Kadın Çalışmaları, Sosyal Politikalar, İnsani Yardım, Gençlik, Çevre, İnsan Hakları alanlarında çalışan 11 STK’nın temsilcileri Rio+20 STK isimli bir platform kurdu. Bu platformu oluşturan STK’lar arasında EMBARQ Türkiye-Sürdürülebilir Ulaşım Derneği, Ankara Hitit Gençlik ve Spor Kulübü, AKUT, Arama Kurtarma Derneği, EUROSOLAR Türkiye, Habitat Kalkınma ve Yönetişim Derneği, Hayata Destek Derneği, BPW Türkiye-İş ve Meslek Sahibi Kadınlar Derneği, Mavi Kalem Sosyal Yardımlaşma ve Dayanışma Derneği, TURMEPA-Deniz Temiz Derneği, Yuva Derneği yer alıyor. Platform, Türkiye’de Rio+20 sürecine ilişkin bir STK Raporunun hazırlanmasını ve çalışmaları devam eden Türkiye Ulusal Raporu’na katkı verilmesini kararlaştırdı. Çalışmalar sonucunda ortaya, “Rio+20 Yolunda Türkiye Sürdürülebilir Kalkınmanın Neresinde?” raporu çıktı.

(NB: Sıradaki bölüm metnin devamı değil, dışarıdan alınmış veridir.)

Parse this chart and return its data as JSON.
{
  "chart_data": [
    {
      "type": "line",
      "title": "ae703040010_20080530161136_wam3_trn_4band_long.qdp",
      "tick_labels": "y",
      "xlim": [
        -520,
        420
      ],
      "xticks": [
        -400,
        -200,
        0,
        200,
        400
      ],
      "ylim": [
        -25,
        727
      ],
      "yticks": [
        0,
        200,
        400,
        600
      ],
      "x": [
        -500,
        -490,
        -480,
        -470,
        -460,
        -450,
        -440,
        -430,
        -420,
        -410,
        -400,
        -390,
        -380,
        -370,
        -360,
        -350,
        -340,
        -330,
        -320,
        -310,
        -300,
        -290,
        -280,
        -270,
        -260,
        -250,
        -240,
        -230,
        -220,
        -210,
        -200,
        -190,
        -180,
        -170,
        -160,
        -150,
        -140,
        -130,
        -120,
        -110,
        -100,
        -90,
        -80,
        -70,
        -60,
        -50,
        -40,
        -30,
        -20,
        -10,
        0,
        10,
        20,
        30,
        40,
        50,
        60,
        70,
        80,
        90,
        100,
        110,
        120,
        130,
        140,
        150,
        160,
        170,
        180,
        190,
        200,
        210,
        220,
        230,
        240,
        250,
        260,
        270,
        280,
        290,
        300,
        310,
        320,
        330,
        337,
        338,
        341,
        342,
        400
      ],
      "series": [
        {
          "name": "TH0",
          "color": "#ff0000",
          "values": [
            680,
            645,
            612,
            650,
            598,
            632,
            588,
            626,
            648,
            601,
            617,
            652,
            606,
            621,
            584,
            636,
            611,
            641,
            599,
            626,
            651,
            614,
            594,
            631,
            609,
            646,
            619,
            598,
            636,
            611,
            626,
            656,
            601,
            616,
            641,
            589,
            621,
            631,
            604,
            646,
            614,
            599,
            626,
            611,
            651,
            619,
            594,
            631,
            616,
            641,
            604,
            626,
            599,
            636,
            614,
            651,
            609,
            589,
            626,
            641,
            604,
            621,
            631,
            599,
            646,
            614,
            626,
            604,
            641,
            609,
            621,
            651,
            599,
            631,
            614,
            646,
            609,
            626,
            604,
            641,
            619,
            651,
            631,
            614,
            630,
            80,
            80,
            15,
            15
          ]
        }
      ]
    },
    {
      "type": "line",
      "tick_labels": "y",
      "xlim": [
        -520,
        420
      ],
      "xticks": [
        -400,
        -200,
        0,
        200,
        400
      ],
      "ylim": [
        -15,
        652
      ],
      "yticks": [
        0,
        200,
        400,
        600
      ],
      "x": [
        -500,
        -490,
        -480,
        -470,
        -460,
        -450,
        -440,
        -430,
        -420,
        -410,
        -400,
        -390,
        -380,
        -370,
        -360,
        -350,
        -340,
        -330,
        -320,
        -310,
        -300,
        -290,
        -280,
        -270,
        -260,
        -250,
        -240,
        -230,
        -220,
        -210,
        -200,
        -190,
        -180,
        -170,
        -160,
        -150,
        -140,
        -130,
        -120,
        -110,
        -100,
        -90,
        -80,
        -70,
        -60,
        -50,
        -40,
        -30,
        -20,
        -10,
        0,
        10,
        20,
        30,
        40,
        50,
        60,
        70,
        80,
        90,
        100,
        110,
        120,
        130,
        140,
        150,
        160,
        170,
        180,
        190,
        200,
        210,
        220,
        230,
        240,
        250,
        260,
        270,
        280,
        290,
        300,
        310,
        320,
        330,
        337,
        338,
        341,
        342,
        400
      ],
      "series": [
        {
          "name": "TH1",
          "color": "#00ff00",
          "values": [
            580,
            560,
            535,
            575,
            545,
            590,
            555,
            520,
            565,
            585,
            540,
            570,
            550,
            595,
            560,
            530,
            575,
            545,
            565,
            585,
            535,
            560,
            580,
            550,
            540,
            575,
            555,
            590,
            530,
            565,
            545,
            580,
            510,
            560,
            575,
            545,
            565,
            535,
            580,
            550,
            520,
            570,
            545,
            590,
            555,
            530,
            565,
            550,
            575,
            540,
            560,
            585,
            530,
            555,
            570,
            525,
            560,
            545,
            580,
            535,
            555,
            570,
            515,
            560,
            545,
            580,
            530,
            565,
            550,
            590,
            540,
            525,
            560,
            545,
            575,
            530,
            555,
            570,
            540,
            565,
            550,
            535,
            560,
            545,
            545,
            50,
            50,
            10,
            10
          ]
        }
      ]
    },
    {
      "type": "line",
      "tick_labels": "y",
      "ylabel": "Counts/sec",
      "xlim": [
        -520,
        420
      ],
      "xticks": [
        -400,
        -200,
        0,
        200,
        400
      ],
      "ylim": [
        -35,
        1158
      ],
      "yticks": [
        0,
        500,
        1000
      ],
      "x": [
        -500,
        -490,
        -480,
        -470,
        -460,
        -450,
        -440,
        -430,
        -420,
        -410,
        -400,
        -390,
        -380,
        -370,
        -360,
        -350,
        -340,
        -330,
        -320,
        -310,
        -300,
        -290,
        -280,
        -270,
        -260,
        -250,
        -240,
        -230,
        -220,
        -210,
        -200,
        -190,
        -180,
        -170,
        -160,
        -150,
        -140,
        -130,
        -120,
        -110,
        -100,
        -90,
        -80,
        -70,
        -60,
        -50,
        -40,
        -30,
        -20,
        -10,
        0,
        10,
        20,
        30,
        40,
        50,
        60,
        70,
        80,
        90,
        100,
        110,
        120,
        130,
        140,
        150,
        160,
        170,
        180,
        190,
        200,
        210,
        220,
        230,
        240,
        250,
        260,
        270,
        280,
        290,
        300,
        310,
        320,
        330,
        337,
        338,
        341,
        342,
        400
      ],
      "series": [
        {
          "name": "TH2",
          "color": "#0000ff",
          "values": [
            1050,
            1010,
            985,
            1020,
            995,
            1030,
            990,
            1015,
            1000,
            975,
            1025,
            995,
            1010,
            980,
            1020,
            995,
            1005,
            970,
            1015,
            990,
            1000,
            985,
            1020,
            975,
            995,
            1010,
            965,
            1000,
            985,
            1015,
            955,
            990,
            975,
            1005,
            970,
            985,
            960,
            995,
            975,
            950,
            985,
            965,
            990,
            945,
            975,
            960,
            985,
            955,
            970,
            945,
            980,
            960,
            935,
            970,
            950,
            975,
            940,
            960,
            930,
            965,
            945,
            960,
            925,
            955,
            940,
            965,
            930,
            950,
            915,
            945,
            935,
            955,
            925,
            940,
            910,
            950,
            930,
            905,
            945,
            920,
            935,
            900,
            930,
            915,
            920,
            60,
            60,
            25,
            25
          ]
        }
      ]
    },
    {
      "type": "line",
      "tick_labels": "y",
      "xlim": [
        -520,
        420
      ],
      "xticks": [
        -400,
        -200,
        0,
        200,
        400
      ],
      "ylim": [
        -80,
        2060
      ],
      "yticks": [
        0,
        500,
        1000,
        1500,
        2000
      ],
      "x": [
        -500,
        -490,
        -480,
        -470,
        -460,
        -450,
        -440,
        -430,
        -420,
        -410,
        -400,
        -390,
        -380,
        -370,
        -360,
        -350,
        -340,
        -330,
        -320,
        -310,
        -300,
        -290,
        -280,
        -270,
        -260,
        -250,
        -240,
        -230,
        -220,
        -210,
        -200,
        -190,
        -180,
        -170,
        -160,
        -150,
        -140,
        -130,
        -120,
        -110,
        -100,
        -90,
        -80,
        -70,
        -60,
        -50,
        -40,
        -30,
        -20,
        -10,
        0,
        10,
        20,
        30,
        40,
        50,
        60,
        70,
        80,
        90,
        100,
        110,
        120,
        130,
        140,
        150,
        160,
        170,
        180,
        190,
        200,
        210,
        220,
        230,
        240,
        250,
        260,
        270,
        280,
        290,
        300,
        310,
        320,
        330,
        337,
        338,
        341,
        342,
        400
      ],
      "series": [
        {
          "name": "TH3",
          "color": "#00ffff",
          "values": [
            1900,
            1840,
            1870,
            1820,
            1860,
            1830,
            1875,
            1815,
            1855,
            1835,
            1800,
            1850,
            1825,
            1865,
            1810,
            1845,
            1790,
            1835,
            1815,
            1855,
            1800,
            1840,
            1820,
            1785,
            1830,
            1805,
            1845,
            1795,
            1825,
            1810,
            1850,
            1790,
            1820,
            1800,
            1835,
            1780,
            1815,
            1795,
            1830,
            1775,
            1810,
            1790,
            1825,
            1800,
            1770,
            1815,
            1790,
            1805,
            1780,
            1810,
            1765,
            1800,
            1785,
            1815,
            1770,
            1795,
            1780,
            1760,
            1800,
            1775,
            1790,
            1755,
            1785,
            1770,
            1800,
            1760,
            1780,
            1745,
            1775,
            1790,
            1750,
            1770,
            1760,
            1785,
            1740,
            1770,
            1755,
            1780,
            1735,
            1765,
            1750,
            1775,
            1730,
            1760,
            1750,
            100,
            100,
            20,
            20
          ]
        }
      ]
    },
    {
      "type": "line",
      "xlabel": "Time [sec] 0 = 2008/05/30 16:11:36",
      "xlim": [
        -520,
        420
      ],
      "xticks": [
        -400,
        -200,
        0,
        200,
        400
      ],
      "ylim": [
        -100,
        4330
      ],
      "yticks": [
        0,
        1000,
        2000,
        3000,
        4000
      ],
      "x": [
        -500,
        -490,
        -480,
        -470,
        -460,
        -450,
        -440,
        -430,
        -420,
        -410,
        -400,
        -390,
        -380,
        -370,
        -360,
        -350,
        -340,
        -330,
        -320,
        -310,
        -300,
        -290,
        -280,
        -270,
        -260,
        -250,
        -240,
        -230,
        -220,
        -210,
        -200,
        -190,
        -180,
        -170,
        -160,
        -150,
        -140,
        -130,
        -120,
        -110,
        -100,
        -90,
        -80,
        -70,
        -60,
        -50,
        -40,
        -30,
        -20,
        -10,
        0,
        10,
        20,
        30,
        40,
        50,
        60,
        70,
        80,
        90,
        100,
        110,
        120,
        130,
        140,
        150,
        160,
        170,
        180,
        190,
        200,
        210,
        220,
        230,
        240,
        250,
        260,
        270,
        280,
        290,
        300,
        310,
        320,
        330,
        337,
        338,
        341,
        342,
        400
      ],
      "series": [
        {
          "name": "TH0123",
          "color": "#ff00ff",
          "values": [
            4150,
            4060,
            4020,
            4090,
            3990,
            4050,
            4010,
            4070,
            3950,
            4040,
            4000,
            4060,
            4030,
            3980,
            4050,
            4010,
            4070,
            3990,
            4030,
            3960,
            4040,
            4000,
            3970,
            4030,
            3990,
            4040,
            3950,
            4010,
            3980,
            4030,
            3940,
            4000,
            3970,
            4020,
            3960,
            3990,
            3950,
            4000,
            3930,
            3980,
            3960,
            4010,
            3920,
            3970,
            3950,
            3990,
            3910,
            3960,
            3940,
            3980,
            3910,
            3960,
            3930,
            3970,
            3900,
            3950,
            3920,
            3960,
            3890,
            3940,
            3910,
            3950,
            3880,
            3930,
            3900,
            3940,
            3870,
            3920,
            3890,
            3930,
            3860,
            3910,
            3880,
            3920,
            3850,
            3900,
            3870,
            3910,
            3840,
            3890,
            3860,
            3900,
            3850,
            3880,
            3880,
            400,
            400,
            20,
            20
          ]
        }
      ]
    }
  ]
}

STK’lardan politika önerileri

“Rio+20 Yolunda Türkiye Sürdürülebilir Kalkınmanın Neresinde?” raporunda STK’ların yenilenebilir enerji, denizler, sürdürülebilir ulaşım ve kentler, yeşil ekonomi ve eğitim konularındaki politika önerilerine yer veriliyor. Yenilenebilir enerjiye dönüşümün ekonomiyi canlandırma ve yeni istihdam alanı yaratmada önemli etkisi olduğu belirtiliyor. Bunun görülmesi ve bu doğrultuda harekete geçilmesi gerektiği vurgulanıyor.

Tarım alanında ise kendine yeterlilik konusundaki modellerin dikkate alınması ve Anadolu’daki değerlerin yeniden farkında varılması önemli bir konu olarak dikkat çekiyor. Raporda zaman, üretim ve kullanım yöntemleri ile sürdürülebilirlik ve yeterlilik kavramları üzerinden politikaların oluşturulması gerektiğine değiniliyor. Denizlerin korunmasına yönelik olarak ise tehlikeli madde taşıyan gemiler ve atıkların bertaraf edilmesi konularında sürdürülebilir politikalar oluşturulması gerektiğine dikkat çekiliyor.

Yeşil ekonomiye dikkat çeken raporda yeşil ekonomiye geçiş yapacak öncelikli sektörlerin belirlenmesi gerektiği belirtiliyor. Ülke ekonomisi için hayati önem taşıyan tarım, ormancılık, su, su ürünleri ve enerji gibi önemli sektörlerde pilot uygulamalar yapılmasının önemi vurgulanıyor. Rapor, mesleki eğitimin önemine de dikkat çekiyor.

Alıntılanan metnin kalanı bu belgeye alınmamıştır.